# Texas Vizsla Training



## DPGlastron (Aug 23, 2012)

I have a 11 month old Vizsla that I am looking to send to gundog training ASAP. I came across Miller Creek Kennels and spoke to the trainer Michael Thuman. I was very please with what we discussed and set up to go see them next Sat 4/20. I received a phone call today that Michael was no longer there and that their new trainer was Scott Miles. I am little worried about taking my dog somewhere that cant keep trainers. Does anyone know about Miller Creek Kennels in Somerville TX? Or either of the trainers mentioned?

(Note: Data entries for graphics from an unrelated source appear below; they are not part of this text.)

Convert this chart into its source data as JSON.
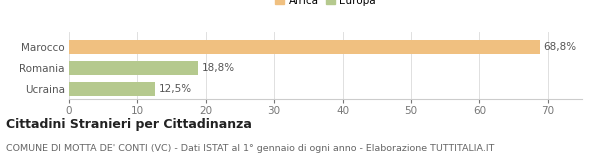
{
  "categories": [
    "Marocco",
    "Romania",
    "Ucraina"
  ],
  "values": [
    68.8,
    18.8,
    12.5
  ],
  "labels": [
    "68,8%",
    "18,8%",
    "12,5%"
  ],
  "colors": [
    "#f0c080",
    "#b5c98e",
    "#b5c98e"
  ],
  "legend": [
    {
      "label": "Africa",
      "color": "#f0c080"
    },
    {
      "label": "Europa",
      "color": "#b5c98e"
    }
  ],
  "xlim": [
    0,
    75
  ],
  "xticks": [
    0,
    10,
    20,
    30,
    40,
    50,
    60,
    70
  ],
  "title": "Cittadini Stranieri per Cittadinanza",
  "subtitle": "COMUNE DI MOTTA DE' CONTI (VC) - Dati ISTAT al 1° gennaio di ogni anno - Elaborazione TUTTITALIA.IT",
  "bar_height": 0.65,
  "background_color": "#ffffff",
  "label_fontsize": 7.5,
  "tick_fontsize": 7.5,
  "title_fontsize": 9,
  "subtitle_fontsize": 6.8
}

Does anyone else recommend a Vizsla hunting trainer in Texas?

Thanks,

Dustin P


----------



## texasred (Jan 29, 2012)

Dave Egger with Rio Concho is in Texas.


----------



## lilithsdad (Feb 18, 2013)

Pete at pecan hill kennels outside sealy is real good. Been
Out there quite a few times with a friend and his Brittany. Ask around you'll see he's a highly respected gun dog trainer. Very hands on with owner if need be


----------



## texasred (Jan 29, 2012)

A lot of the NSTRA members use Pete as a trainer. I've never used him, but have only heard good things about him.
I do know a guy close to Fort Worth that is excellent with starting young vizslas. He doesn't take in many and can be selective. Only serious inquirers send me a pm for his number.


----------